UK litigation funders have hit out at EU plans to regulate the sector in arguing the bloc’s proposals to cap fees could prevent class action lawsuits going forwards.
The EU’s proposal is clear the litigation funding sector has the potential to support access to justice and help ensure public cases are brought to court, by working to address the “significant economic imbalances that exist between corporations and those citizens seeking redress.”
However, it raises concerns the third-party financing sector lacks transparency and is unconstrained in its ability to demand excessive sums in return for services.
Specifically, the directive puts forward plans to cap litigation funders’ fees at 40 per cent of any winnings, in stating 60 per cent of any money won must be paid to the original claimants.
In turn, it seeks to block funders from taking control of proceedings to push for an outcome that benefits them financially, as it suggests funders may in some cases push for settlements that pay “the greatest return… in the shortest amount of time” against the interests of potential victims.
It also calls for new rules to ensure funders returns are proportionate to the investments they put in, as it suggests some financiers take away sums equivalent to 300 per cent of their original investments.

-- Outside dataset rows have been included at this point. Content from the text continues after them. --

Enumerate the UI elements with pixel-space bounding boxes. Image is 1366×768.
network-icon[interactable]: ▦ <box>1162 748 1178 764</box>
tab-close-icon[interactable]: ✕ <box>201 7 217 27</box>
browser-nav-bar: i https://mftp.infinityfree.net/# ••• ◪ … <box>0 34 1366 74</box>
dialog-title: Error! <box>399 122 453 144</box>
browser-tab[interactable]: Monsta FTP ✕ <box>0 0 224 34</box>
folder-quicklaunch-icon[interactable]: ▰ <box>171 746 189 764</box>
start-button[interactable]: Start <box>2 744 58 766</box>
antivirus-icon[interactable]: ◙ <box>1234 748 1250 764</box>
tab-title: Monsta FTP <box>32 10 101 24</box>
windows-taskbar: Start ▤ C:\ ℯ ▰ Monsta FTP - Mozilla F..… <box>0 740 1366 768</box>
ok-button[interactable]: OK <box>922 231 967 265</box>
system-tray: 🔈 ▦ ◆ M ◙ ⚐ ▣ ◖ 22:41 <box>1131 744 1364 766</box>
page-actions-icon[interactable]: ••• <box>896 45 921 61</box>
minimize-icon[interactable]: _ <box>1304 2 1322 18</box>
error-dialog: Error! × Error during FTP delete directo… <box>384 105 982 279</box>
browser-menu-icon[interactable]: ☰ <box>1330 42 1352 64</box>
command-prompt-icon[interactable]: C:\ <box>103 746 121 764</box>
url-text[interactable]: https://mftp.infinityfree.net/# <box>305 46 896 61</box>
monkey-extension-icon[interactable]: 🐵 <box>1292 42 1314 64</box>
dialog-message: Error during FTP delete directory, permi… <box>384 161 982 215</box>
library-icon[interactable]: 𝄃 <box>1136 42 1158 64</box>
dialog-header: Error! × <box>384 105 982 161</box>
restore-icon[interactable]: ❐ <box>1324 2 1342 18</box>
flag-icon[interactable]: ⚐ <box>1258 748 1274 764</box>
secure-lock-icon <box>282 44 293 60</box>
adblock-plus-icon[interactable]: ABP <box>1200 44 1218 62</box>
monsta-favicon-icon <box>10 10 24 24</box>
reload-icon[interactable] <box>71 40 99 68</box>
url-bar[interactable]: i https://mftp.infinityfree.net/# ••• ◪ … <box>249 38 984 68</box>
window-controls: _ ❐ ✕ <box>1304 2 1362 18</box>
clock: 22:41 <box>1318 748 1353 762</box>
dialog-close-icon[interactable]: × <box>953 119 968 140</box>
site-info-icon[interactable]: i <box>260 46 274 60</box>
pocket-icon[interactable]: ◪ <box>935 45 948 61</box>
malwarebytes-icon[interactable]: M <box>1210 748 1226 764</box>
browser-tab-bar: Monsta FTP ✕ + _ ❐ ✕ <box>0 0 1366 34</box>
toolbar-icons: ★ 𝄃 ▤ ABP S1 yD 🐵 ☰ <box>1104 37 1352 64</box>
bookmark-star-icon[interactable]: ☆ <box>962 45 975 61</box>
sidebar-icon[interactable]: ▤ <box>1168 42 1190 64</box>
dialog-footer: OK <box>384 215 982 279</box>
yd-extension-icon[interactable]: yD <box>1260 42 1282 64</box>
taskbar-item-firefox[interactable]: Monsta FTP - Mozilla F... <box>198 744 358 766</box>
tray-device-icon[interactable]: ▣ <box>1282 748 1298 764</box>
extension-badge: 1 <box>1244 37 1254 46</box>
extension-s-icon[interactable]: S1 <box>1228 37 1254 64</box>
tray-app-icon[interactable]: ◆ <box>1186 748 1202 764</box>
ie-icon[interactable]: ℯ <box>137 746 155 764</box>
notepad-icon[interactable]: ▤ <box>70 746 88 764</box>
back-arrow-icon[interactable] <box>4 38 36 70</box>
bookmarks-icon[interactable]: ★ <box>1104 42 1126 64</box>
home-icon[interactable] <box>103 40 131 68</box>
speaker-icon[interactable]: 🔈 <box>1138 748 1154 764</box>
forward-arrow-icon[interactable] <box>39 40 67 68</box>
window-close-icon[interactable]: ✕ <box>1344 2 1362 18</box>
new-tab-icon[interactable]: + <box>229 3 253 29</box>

However, Tets Ishikawa, managing director at LionFish Litigation Finance, said “capping fees would hinder access to justice” in the EU if the directive goes into law, as he noted the plans are still at an “early stage”.
David Greene, a senior partner in Edwin Coe’s class action practice, said: “It is vital to leave it to the nascent market to determine pricing otherwise the more difficult public and consumer cases will not secure funding”.
Greene argued investors may simply begin shifting funds towards “safer investments” instead of taking the risk of backing a speculative case. He noted there is already “much competition” in the litigation funding market that “regulates pricing and returns.”
Aside from calling for a cap on fees, the directive says third party funders should also be responsible for any costs arising from unsuccessful litigation. The draft directive says litigation funders should be blocked from abandoning cases at any stage of the litigation process, therefore leaving claimants responsible for all costs.
It also calls for new rules ensuring any litigation financing agreements are disclosed to the court, as it raises concerns courts may award damages without being aware a share of that sum will be paid to a third-party financier.
Funders talking to City A.M. also raised concerns that the EU’s proposals are for the most part focused on collective and class action lawsuits, as they noted a large proportion of cases brought forward are on behalf of businesses and other sophisticated claimants who are in a better position to negotiate.
Gary Barnett, executive director of the International Legal Finance Association (ILFA) said: “Legal finance plays a critical role for European Union citizens and businesses seeking redress provided to them by law and protecting the effective administration of justice.